In the trap of Sunk Cost Fallacy


Have you ever been in a situation where you want to leave something, but you are doing it involuntarily just for the sake that you have invested time in it or a certain amount of money?

Well, I guess at some point or the other you might have been through it, irrespective of the age or the gender.

Have a look at some of the situations where

You have ordered food and you realize that it is not tasty but end up eating as you have already paid for it.

You buy a pair of school shoes, and somehow, they turn out to be incorrect in size, then also you would continue to wear them even if it hurts because you have already paid for them.

Imagine you are watching a movie in a theater and halfway you realize that the movie is bad and the crowd is even worse. You think of leaving the movie midway but your partner disagrees and asks you to settle down because you have paid so much for it and you have invested your certain hours for it.

All the above are examples of Sunk Cost Fallacy. If you’re not aware of it, don’t worry, let’s understand this concept. It is the phenomenon where a person is obligated to do an unwilling task because he has invested time and money into it. The sunk cost fallacy is most dangerous when we have invested a lot of time, money, energy, or love in something. The more we invest, the greater the sunk costs are, and the greater the urge to continue becomes.

Read this interesting story of a student to know more about the sunk cost fallacy.

A school student named Amrita chose science in her stream because she wanted to pursue engineering. She invested a lot of her time and money in preparing for the entrance, including tuition, textbooks, and countless hours of studying. However, her interest started to fade away and she soon realized that she didn’t enjoy it anymore.

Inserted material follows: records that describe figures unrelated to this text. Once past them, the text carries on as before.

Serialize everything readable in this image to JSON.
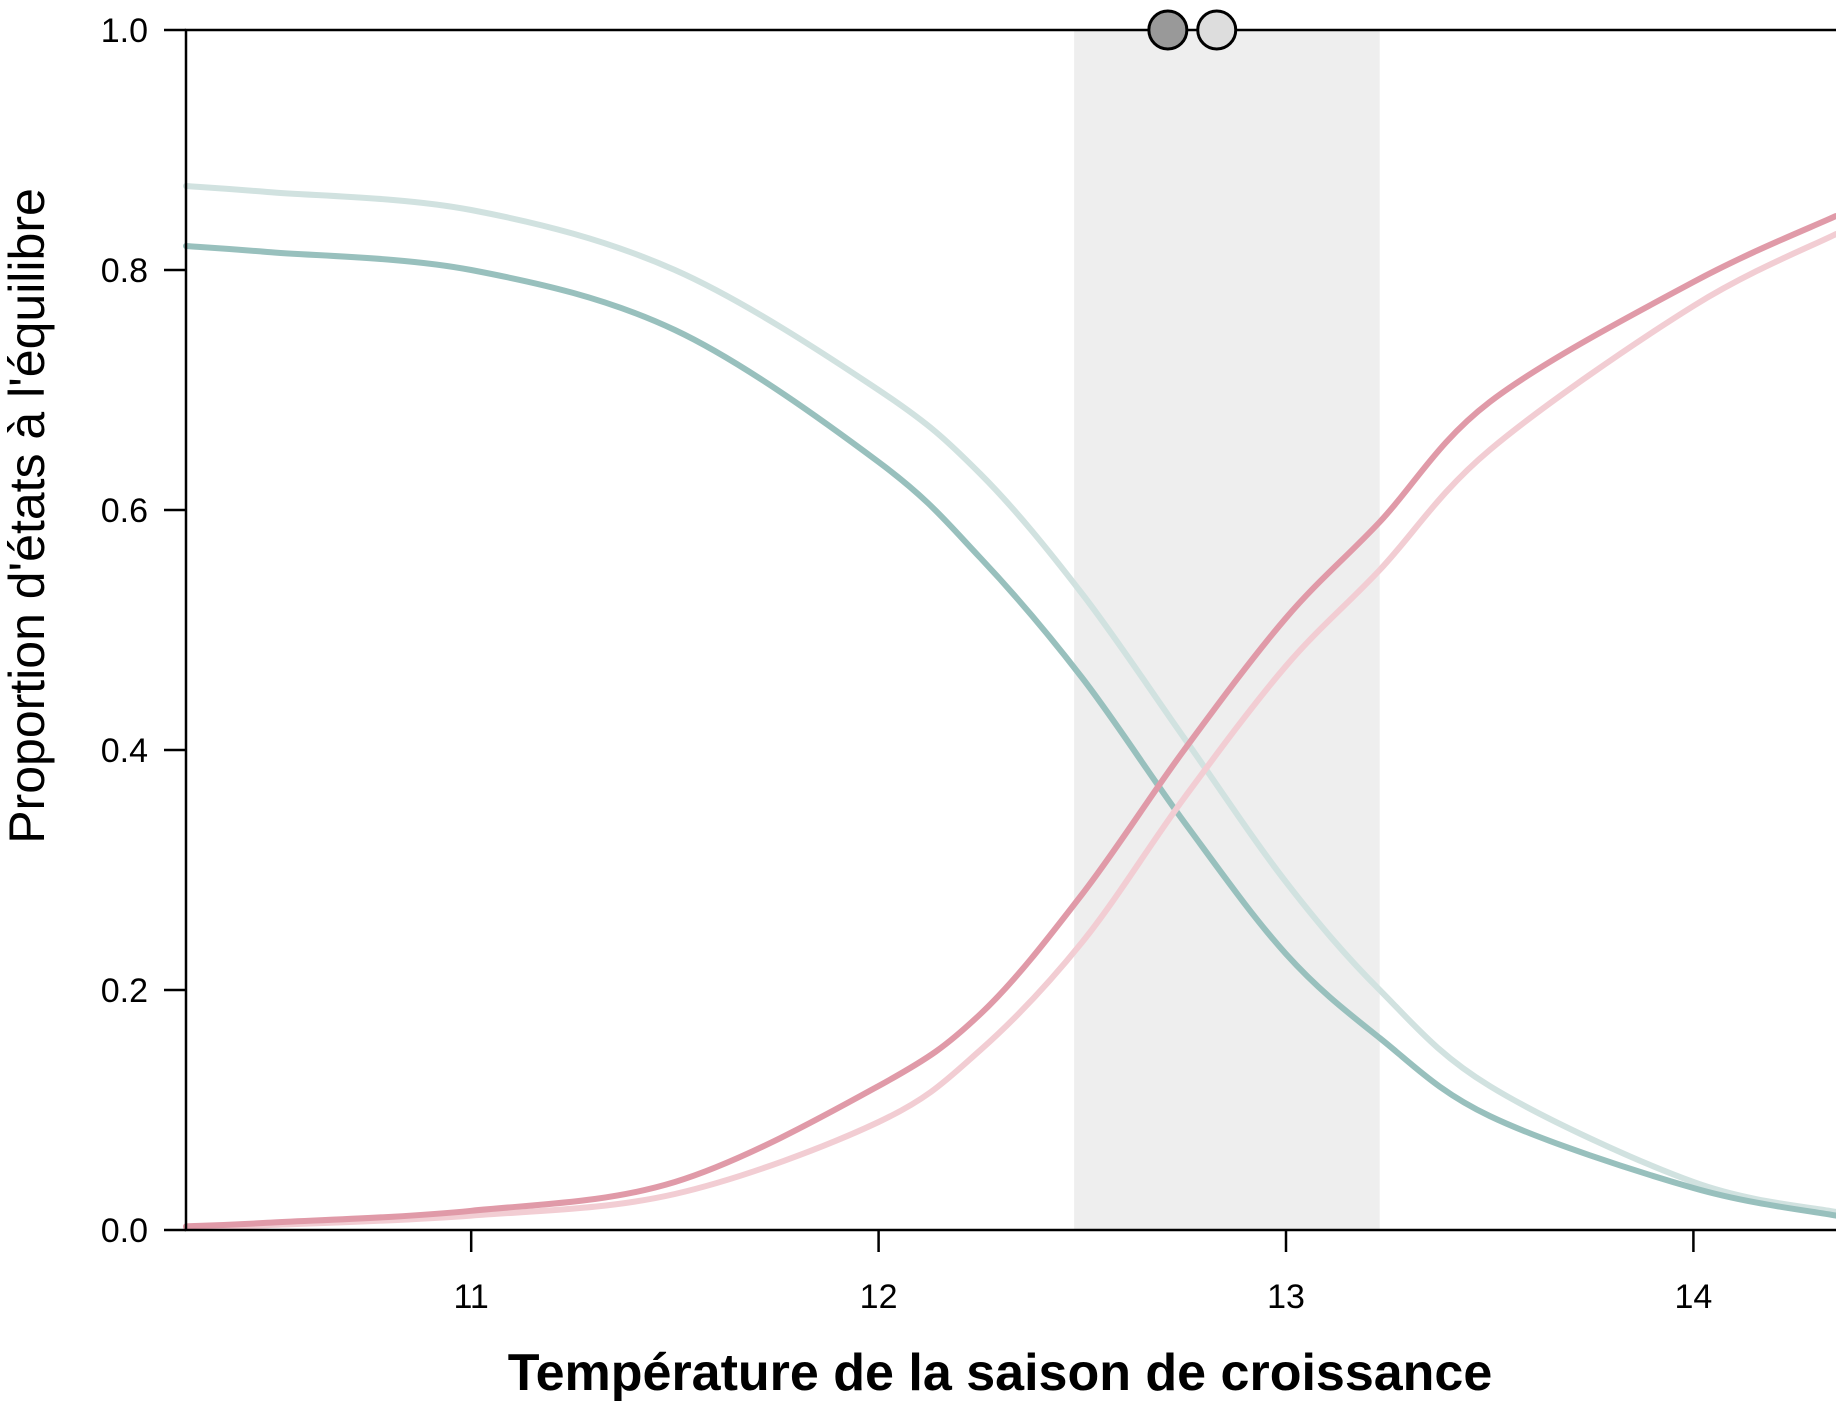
{
  "chart_data": {
    "type": "line",
    "xlabel": "Température de la saison de croissance",
    "ylabel": "Proportion d'états à l'équilibre",
    "xlim": [
      10.3,
      14.35
    ],
    "ylim": [
      0.0,
      1.0
    ],
    "x_ticks": [
      11,
      12,
      13,
      14
    ],
    "y_ticks": [
      0.0,
      0.2,
      0.4,
      0.6,
      0.8,
      1.0
    ],
    "grid": false,
    "shaded_band": {
      "x_start": 12.48,
      "x_end": 13.23,
      "color": "#eeeeee"
    },
    "points": [
      {
        "x": 12.71,
        "y": 1.0,
        "color": "#999999"
      },
      {
        "x": 12.83,
        "y": 1.0,
        "color": "#dddddd"
      }
    ],
    "series": [
      {
        "color": "#d1e2e0",
        "x": [
          10.3,
          10.5,
          11.0,
          11.5,
          12.0,
          12.25,
          12.5,
          12.75,
          13.0,
          13.23,
          13.5,
          14.0,
          14.35
        ],
        "y": [
          0.87,
          0.865,
          0.85,
          0.8,
          0.7,
          0.63,
          0.53,
          0.41,
          0.29,
          0.2,
          0.12,
          0.04,
          0.015
        ]
      },
      {
        "color": "#98c0bd",
        "x": [
          10.3,
          10.5,
          11.0,
          11.5,
          12.0,
          12.25,
          12.5,
          12.75,
          13.0,
          13.23,
          13.5,
          14.0,
          14.35
        ],
        "y": [
          0.82,
          0.815,
          0.8,
          0.75,
          0.64,
          0.56,
          0.46,
          0.34,
          0.23,
          0.16,
          0.095,
          0.035,
          0.012
        ]
      },
      {
        "color": "#f2cdd3",
        "x": [
          10.3,
          10.5,
          11.0,
          11.5,
          12.0,
          12.25,
          12.5,
          12.75,
          13.0,
          13.23,
          13.5,
          14.0,
          14.35
        ],
        "y": [
          0.002,
          0.004,
          0.012,
          0.03,
          0.09,
          0.15,
          0.24,
          0.36,
          0.47,
          0.55,
          0.65,
          0.77,
          0.83
        ]
      },
      {
        "color": "#e09aa8",
        "x": [
          10.3,
          10.5,
          11.0,
          11.5,
          12.0,
          12.25,
          12.5,
          12.75,
          13.0,
          13.23,
          13.5,
          14.0,
          14.35
        ],
        "y": [
          0.003,
          0.006,
          0.016,
          0.04,
          0.12,
          0.18,
          0.28,
          0.4,
          0.51,
          0.59,
          0.69,
          0.79,
          0.845
        ]
      }
    ]
  }
}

Despite her lack of interest, Amrita is reluctant to change her subjects. She thinks to herself, “I’ve already invested so much time and money into this stream. If I switch subjects now, all that effort will go in vain.”

In this scenario, Amrita is falling victim to the sunk cost fallacy. She’s making the decision to continue studying the same stream not because she’s passionate about it or believes it’s the best path for her, but because she wants to justify the past investments she’s made. The money and time she’s already spent on her stream are sunk costs – they cannot be recovered, and they should not influence her future decisions.

  •  So just close your eyes and ask yourself
  • Are you stuck in the wrong career?
  • Have you chosen the wrong subjects?
  • Are you stuck in the wrong relationship?

Always remember Rational decision-making requires you to forget about the costs incurred to date. No matter how much you have already invested, only your assessment of future costs and benefits counts. So think before you start becoming the victim of the Sunk Cost Fallacy, as it may disturb your focus.